President Donald Trump signed a massive $1.5 trillion overhaul of the country’s tax code into law Friday, putting a seal on his first major legislative victory.
"This is something I'm very proud of -- great for our country, great for the American people," Trump said in the Oval Office as he signed the bill into law.
It permanently slashes the corporate tax rate from 35 percent to 21 percent. It also maintains the current number of tax brackets, lowering the rate for many of the seven tax groups. Unlike the corporate cuts, however, the dips to individual rates are expected to expire by the end of 2025 if Congress does not renew them.

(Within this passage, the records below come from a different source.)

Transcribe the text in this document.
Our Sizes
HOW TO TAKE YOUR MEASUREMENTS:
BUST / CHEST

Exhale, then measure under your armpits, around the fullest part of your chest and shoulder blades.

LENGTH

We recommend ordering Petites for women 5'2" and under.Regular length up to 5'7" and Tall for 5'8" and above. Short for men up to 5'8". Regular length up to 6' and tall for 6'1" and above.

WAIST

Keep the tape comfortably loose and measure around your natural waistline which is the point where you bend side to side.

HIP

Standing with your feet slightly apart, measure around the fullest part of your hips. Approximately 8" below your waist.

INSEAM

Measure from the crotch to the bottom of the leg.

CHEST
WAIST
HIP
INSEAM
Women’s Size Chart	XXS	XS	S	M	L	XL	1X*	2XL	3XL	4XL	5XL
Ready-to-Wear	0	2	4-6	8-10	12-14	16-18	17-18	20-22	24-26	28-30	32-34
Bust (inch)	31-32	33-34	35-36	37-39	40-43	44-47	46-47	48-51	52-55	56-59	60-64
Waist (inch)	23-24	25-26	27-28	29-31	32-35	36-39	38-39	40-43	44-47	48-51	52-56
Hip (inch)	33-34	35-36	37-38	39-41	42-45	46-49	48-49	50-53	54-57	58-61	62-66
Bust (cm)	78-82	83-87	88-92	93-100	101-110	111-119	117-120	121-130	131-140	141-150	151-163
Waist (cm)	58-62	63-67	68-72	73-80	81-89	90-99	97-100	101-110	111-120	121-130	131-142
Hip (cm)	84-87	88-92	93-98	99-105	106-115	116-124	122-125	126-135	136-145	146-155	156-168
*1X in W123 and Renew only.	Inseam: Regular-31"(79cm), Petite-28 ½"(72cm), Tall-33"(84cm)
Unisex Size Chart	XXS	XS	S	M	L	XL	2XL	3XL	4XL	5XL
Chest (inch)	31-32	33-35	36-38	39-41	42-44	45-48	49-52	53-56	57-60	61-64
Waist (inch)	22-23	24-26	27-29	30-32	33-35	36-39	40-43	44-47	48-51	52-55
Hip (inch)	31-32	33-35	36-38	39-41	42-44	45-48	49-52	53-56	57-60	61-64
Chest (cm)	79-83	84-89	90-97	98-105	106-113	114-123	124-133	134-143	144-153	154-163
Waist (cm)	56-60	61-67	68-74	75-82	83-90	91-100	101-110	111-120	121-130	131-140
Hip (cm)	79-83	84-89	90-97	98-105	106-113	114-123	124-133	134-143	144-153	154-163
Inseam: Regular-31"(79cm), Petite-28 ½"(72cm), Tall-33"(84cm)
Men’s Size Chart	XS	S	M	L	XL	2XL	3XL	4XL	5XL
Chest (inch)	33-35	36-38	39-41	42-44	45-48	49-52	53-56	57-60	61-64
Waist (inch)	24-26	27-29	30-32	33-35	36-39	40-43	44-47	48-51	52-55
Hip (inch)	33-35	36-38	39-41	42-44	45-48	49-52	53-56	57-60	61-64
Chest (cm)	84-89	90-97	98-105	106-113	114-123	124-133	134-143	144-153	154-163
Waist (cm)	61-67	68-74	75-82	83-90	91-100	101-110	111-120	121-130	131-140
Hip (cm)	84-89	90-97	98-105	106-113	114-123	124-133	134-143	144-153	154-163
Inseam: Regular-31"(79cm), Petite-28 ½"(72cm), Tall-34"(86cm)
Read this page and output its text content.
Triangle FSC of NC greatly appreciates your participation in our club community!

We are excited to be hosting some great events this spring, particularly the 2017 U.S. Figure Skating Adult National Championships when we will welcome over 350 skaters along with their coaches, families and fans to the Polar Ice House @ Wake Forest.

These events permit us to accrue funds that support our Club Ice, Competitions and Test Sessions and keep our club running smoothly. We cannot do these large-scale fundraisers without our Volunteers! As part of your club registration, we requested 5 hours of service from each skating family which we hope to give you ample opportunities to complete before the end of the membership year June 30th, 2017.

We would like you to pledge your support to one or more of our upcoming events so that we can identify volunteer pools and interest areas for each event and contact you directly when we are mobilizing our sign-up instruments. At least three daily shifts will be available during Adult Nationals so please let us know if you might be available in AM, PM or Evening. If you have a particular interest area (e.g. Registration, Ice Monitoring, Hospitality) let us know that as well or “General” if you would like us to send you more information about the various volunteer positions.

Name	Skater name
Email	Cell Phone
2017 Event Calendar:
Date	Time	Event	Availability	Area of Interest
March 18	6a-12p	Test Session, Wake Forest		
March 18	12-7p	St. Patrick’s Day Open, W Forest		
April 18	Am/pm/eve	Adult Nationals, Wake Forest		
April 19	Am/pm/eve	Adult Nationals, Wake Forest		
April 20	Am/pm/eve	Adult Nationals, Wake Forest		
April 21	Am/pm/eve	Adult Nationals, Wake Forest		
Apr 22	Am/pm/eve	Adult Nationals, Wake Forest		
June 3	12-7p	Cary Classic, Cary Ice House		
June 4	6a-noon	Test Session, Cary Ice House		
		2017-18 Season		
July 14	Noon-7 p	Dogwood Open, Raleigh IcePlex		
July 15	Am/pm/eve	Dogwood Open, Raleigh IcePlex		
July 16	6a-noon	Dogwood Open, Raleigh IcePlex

Reiterating former President Ronald Reagan-era economic policy, Republicans are banking on the massive corporate tax cut boosting jobs, increasing wages and driving foreign investment. But some surveys of business leaders indicate corporations will use the money for stock buybacks and passing on profits to shareholders.
The stock market has gained about 5,000 points since Trump assumed office, largely on hopes he would be able to deliver on the promised tax overhaul.
The bill also takes the largest swipe at former President Barack Obama's landmark healthcare reform effort, removing the Affordable Care Act's penalty for individuals who fail to purchase insurance.
Trump called the individual mandate "a very unfair, and very unpopular provision, as you know, in Obamacare.
"Essentially I think Obamacare is over because of that," he said. "We're going to come up with something that is really going to be very good," he said without elaborating on what that could be.
In addition to the tax bill, Trump signed a short-term spending bill that includes more than $4.6 billion for missile defense, averting a government shutdown.
It also includes $2.85 billion for the popular Children's Health Insurance Program and $750 million for diabetes programs and community health centers.
The bill will fund the government through Jan. 19, giving lawmakers much-needed time to tackle a bevy of divisive policy issues.